Две недели доктор со мной не разговаривал. Он думал тем пристыдить меня, заставить почувствовать, что я обесчестила себя, принимая честные ухаживания уважаемого цветного мужчины и предпочтя их низким предложениям мужчины белого. Но хотя уста этого человека считали ниже своего достоинства обращаться ко мне, глаза были более чем красноречивы. Ни один зверь не следит за добычей пристальнее, чем он наблюдал за мной. Он знал, что я умею писать, хоть и не сумел заставить меня читать его письма, и теперь опасался, что я буду обмениваться ими с другим мужчиной. Через некоторое время он устал молчать, и для меня это стало источником новых печалей. Однажды утром в прихожей, собираясь выйти из дому, он исхитрился сунуть мне в руку записку. Я решила, что лучше прочесть ее самой и избавить себя от неприятных моментов, которые непременно настанут, когда он будет читать ее мне.

Кто-то назвал ненависть «атмосферой ада», и я полагаю, был прав.

В записке выражались сожаления о том ударе, который он мне нанес, и напоминание, что винить в этом я могу исключительно себя. Доктор надеялся, что я убедилась, какой вред наношу сама себе, вызывая его неудовольствие. Он писал, что принял решение отправиться в Луизиану; что ему следует взять с собой нескольких рабов и, согласно его намерению, я стану одной из них. Хозяйка останется дома; посему мне не следует ничего опасаться с ее стороны. Если я дорожу его добротой, то, по его уверениям, она будет расточаться на меня более чем щедро. Он просил обдумать предложение и дать ответ на следующий день.

Утром меня вызвали в его комнату с приказом принести ножницы. Я положила их на стол, а рядом с ними письмо. Доктор подумал, что это мой ответ, и не стал звать меня снова. Я, как обычно, занялась своей маленькой хозяйкой, провожая ее в школу и обратно.
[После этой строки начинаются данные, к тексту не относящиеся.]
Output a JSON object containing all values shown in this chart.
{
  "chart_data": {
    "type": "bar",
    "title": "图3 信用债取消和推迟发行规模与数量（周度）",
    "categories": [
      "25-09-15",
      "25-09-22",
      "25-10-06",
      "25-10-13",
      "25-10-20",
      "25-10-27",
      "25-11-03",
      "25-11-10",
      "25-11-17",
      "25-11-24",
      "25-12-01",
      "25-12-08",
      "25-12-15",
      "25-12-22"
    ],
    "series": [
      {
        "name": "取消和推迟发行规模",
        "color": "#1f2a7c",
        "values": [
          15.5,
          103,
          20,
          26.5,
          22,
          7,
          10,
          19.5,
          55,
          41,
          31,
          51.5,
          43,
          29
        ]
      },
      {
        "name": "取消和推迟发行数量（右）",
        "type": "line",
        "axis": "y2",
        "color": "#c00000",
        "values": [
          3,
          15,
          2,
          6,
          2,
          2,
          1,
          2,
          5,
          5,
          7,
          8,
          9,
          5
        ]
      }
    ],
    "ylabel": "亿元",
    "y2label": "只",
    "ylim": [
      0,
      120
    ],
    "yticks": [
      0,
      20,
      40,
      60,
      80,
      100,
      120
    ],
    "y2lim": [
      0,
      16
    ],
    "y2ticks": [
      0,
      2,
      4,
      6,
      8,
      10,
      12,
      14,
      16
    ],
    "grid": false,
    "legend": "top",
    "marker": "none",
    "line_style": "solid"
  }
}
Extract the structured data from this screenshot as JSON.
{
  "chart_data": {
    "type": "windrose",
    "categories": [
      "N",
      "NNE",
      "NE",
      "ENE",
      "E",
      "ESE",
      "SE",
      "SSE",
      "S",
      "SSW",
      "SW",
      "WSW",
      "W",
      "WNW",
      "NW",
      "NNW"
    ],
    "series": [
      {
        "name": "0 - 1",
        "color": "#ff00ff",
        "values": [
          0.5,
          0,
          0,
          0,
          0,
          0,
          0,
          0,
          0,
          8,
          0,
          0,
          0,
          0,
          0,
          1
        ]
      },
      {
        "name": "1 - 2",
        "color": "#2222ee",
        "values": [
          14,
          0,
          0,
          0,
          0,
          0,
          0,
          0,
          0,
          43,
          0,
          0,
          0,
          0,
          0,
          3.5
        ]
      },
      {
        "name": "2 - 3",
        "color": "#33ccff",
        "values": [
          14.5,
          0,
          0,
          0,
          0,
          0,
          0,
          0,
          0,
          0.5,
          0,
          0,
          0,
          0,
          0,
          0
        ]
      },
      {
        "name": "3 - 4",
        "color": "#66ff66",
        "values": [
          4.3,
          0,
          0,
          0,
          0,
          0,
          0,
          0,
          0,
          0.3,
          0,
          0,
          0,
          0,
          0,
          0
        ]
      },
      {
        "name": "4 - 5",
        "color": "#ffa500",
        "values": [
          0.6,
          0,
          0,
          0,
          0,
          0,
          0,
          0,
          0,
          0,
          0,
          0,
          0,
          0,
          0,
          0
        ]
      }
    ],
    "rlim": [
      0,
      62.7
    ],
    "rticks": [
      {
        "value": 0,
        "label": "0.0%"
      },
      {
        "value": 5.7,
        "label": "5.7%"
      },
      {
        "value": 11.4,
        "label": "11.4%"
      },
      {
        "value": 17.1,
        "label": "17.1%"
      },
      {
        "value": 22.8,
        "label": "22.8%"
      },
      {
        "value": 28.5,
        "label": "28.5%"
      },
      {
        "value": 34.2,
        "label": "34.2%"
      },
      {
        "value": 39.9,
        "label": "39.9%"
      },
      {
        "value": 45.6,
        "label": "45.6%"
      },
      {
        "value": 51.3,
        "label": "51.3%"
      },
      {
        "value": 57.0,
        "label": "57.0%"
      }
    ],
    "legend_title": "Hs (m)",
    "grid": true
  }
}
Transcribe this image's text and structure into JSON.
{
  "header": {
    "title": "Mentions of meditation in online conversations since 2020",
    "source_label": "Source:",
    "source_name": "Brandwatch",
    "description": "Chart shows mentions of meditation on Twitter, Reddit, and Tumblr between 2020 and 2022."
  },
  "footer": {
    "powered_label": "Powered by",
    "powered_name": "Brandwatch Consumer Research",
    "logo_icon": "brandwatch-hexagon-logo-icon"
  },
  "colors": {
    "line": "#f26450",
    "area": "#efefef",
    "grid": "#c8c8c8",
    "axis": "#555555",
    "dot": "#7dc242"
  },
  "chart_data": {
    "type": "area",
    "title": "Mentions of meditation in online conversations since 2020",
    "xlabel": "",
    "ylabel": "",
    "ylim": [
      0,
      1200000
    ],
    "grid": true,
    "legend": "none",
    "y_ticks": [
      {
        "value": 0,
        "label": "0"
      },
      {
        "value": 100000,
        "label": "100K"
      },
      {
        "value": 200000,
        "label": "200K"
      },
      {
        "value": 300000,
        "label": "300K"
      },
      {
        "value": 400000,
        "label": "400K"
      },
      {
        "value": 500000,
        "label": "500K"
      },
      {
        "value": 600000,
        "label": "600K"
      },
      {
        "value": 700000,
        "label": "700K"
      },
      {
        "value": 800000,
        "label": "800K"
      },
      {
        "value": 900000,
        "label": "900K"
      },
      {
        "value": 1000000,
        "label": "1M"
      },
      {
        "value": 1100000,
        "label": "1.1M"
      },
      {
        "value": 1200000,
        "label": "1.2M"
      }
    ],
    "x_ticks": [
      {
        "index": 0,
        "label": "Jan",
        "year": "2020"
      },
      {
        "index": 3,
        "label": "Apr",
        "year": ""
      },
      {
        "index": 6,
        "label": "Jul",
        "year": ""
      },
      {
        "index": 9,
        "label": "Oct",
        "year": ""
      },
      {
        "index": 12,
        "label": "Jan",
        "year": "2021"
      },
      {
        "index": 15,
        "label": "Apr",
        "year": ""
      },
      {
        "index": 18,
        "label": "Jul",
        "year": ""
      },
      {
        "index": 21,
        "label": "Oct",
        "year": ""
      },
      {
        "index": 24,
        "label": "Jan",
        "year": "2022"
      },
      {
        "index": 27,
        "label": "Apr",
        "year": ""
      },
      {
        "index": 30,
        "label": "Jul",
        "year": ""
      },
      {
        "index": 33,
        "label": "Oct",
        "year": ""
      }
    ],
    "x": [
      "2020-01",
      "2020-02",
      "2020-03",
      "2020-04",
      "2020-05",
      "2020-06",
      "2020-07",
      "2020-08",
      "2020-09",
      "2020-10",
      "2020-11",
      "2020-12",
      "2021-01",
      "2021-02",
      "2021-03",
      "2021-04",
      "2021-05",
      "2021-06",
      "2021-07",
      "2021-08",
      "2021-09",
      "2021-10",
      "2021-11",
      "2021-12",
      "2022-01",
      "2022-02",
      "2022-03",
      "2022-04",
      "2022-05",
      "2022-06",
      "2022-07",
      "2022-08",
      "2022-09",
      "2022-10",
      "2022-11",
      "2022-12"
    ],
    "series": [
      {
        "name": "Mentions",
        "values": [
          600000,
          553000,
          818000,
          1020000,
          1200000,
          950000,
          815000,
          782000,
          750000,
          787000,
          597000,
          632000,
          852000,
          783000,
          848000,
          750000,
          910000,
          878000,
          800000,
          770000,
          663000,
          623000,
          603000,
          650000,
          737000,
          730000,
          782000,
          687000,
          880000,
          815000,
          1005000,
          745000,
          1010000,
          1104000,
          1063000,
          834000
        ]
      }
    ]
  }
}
Он встретил меня на улице и велел зайти в кабинет. Когда я вошла, доктор показал мне письмо и спросил, почему я не ответила. Я сказала:

– Я собственность вашей дочери, и в вашей власти отсылать или забирать меня туда, куда вам заблагорассудится.

Он ответил, что рад слышать о моей готовности ехать и мы должны пуститься в путь в начале осени. У него была большая практика в нашем городке, и я была склонна думать, что он сочинил эту историю, просто чтобы напугать меня. В любом случае я приняла твердое решение ни за что не ехать с ним в Луизиану.

Лето миновало, и в начале осени старшего сына доктора Флинта отправили в Луизиану изучить возможности с видами на переезд. Эта новость меня не встревожила. Я прекрасно знала, что с ним меня не пошлют. Меня до сих пор не отправили на плантацию, и объяснялось это тем, что всем заправлял сын. Доктор ревновал к нему, к надсмотрщику, и эта ревность сдерживала его желание наказать меня, послав на работу в поле. Стоит ли удивляться, что я не гордилась такими защитниками? Что до надсмотрщика, к этому человеку я питала меньше уважения, чем к гончему псу, натасканному на рабов.

Молодой мистер Флинт привез нелестный отчет о Луизиане, и более о плане доктора я не слышала. Вскоре мой возлюбленный встретил меня на углу улицы, и я остановилась, чтобы поговорить с ним. Подняв глаза, я увидела, что хозяин наблюдает за нами из окна. Я поспешила домой, дрожа от страха. За мной послали немедленно с повелением идти в его комнату. Он встретил меня ударом.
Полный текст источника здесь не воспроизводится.